The Oldest Geocache in California.
Not all hikers geocache, nor do all geocachers hike. But if you both hike and geocache, you can combine your passions and hunt the second geocache ever hidden in California, and the oldest surviving geocache in California, here in San Diego County.
Phil’s Memorial Cache (GC5B) was placed on September 10th, 2000 by geocacher, GoodDogSD, and has been in continual service ever since. GoodDogSD named the cache for his loyal canine hiking companion, Phil. The cache has been kept alive and is maintained currently by geocacher, GoBolts!, since 2006.
I get email updates for a handful of geocaches, letting me know when someone logs certain geocaches. Phil’s gets logged more than all the others on my list combined. It’s become a goal, a milestone, for geocachers from all over.
I became aware of the presence of the Phil’s while on a hike on the 4th of July weekend in 2009. My hiking companion, Shannon, showed me the nearby geocaches, that I’d failed to load on my own GPS. I noticed the geocache code; GC5B. That’s an extremely low code number. As an example, my most recent hide is GC2K4BW. San Diego County is literally infested with geocaches. Shannon and I followed her GPS to the cache site, on that hot day in July, and almost as soon as we arrived, Shannon spotted a rattlesnake in a crevice between two boulders. Literally, before we even started looking, she saw that snake. Having grown up running around the hills and canyons of eastern Chula Vista, I have a long history of rattlesnake encounters. I do not like rattlesnakes. We very gingerly poked around the area, keeping an eye on the snake, for what was probably 20 minutes. Eventually, the snake loudly signaled its annoyance, and we took heed, departing without getting the find.
Without giving too much away, (nothing you won’t learn on the cache’s info page) Phil’s Memorial Cache sits just off of Laguna Meadow in Laguna Mountain Recreation Area. As might be obvious from the cache’s name, the trails here are dog-friendly. Depending on your tolerances, any time of year can be a good time to visit Phil’s. I avoid the hot summer days, but that’s me… You can make the hike out and back what you want. I think from the southern visitor center an out-and-back can be as little as 3 miles. You won’t find a flatter hike in the local mountains than an out and back right to Phil’s. Of course, you can string together any length of hike, and number of geocaches, you please and make a day of it. There are plenty out there to choose from. Just remember to treat it as a hike. Dress appropriately for the weather, and carry water and snacks. You will also need an Adventure Pass, either a single-day or annual, in order to park at the information center.

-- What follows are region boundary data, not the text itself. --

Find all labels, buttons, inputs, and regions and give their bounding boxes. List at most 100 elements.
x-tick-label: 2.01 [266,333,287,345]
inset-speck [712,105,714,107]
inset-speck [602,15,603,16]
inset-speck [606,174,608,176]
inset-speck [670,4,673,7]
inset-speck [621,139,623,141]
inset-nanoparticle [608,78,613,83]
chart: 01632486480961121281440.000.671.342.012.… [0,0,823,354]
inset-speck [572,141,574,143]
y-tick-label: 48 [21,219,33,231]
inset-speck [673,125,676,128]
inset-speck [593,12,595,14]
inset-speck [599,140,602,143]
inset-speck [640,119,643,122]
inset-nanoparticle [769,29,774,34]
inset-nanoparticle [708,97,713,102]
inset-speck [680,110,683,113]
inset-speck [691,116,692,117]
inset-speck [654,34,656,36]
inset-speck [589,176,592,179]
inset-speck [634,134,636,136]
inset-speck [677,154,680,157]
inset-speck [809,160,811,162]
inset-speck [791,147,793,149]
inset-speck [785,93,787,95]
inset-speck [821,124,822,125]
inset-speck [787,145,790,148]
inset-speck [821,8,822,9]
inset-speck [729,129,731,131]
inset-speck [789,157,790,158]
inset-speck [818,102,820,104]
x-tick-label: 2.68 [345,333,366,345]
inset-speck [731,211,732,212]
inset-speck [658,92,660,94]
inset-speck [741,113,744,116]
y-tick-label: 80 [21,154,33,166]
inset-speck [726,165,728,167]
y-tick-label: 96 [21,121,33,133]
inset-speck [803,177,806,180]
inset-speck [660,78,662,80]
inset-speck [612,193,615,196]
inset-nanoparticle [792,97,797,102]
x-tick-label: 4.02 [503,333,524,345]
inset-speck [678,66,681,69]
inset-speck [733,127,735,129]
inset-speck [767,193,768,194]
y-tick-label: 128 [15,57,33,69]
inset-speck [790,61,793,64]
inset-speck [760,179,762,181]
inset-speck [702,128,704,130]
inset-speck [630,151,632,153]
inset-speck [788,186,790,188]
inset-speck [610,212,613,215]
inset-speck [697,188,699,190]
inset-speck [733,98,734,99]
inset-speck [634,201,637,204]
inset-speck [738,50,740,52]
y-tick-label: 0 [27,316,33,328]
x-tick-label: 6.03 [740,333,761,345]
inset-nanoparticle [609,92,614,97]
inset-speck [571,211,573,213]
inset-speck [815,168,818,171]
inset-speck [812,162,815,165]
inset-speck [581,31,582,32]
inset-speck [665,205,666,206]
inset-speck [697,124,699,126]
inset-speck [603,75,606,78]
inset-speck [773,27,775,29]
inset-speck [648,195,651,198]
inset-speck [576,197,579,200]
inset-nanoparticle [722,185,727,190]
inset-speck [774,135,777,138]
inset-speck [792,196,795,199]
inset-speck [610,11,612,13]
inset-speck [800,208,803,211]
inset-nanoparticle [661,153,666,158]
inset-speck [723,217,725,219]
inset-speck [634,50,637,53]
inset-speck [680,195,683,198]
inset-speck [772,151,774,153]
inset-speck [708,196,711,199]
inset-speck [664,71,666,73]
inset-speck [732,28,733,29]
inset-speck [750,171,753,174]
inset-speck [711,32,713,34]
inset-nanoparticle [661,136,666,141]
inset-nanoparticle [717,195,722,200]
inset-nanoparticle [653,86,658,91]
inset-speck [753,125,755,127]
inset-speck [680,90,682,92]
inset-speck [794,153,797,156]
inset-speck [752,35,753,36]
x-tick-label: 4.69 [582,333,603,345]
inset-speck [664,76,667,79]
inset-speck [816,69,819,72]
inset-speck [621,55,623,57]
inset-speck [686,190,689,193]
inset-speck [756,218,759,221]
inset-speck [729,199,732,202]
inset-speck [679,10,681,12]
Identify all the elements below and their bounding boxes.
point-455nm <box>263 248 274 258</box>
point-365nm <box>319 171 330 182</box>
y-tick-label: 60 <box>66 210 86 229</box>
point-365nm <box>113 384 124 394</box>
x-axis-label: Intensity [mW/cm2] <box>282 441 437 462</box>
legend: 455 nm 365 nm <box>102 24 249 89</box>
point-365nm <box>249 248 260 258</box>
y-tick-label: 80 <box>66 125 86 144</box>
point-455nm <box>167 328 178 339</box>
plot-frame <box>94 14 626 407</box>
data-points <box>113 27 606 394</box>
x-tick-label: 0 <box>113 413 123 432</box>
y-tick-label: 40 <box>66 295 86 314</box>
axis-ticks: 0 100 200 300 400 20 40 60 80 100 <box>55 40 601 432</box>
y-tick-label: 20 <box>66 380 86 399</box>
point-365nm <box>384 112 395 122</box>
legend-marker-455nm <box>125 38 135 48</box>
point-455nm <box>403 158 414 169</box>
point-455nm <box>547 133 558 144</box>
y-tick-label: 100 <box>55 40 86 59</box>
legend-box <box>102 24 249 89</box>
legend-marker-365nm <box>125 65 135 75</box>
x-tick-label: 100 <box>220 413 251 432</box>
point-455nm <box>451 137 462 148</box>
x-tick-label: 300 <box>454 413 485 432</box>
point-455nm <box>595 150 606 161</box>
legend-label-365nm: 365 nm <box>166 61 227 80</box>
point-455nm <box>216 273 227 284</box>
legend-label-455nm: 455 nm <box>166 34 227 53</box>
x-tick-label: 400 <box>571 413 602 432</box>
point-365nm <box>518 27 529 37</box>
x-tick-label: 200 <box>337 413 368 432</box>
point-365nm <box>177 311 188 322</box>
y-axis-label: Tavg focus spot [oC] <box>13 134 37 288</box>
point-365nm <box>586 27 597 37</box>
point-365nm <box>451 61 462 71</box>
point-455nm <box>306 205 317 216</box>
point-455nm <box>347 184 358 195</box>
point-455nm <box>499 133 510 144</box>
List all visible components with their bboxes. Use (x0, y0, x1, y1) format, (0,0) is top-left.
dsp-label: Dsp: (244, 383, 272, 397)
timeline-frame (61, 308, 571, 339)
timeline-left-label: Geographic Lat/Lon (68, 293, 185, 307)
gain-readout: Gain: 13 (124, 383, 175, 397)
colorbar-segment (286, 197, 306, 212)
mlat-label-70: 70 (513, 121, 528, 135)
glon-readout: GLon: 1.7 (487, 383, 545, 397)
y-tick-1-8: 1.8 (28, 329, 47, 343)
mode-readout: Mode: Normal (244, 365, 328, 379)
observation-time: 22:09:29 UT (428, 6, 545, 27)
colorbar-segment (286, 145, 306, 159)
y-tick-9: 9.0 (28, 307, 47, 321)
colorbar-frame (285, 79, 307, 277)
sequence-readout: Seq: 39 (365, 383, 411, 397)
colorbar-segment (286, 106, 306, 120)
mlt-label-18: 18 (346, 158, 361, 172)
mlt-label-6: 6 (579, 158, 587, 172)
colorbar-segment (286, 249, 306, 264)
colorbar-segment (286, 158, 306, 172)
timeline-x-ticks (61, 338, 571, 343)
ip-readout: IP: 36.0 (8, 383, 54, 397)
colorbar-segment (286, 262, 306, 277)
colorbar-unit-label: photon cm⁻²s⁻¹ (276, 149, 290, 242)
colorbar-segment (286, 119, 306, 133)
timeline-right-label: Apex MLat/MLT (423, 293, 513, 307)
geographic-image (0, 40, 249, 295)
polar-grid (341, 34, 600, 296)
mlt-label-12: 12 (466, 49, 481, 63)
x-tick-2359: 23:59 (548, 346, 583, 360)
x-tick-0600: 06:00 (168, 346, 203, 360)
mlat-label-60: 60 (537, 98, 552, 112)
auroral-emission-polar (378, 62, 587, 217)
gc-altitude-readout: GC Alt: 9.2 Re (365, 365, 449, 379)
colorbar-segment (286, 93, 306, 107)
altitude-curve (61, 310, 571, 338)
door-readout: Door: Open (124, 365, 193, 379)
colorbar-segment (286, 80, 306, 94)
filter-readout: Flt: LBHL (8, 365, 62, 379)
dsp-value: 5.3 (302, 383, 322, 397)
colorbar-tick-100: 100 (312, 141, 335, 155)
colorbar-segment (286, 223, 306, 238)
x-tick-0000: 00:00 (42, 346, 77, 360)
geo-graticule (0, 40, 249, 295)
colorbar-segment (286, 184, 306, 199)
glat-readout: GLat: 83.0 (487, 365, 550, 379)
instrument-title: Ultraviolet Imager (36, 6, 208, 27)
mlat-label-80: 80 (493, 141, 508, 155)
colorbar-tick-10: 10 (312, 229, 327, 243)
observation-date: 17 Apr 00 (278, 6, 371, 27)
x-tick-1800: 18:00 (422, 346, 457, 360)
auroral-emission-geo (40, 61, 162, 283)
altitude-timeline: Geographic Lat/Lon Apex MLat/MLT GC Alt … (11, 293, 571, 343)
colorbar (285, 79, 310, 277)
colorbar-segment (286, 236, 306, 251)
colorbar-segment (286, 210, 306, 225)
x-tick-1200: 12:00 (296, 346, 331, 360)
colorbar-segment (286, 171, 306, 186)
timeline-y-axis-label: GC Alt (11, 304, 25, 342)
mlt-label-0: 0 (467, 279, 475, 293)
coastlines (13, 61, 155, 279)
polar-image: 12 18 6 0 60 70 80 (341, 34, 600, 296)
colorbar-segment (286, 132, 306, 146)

As the year wore on, and we managed to make more finds throughout the county, we approached our 300th finds. The plan was made to tackle Phil’s Memorial Cache on a cool (snakeless) winter day. Being we weren’t yet sitting on 299 finds, we mapped out a plan that would get us a few caches near Phil’s along with backups, just in case of a DNF (Did Not Find), then head on over to Phil’s for the 300th. The day came on December 6, 2009 and we took off to the Lagunas. There was snow on the ground and the temperature stayed in the low 40s the whole hike. Clouds and fog made for an interesting, atmospheric hike. In other words, it was perfect. We made the finds we needed to be at 299, and set off around the meadow for the oldest cache in California. Crunching through the snow to the cache was a bit of a change from the hot, July day we had been there last. The trip could not have been any more anticlimactic, as I walked straight to the cache, which was not at all near where we thought it was in July. We weren’t there a minute when I made the find. We signed the log, took victory pics, and set off back to the car, 300th find behind us.
I hope the geocaching hikers out there (and the hiking geocachers) will make the trip out to Phil’s Memorial Cache. It’s worth the time just for the hiking, nabbing California’s oldest geocache is just an extra bit of fun. If geocaching sounds like something you might want to add to your hiking experience, check out Geocaching.com for information on getting started.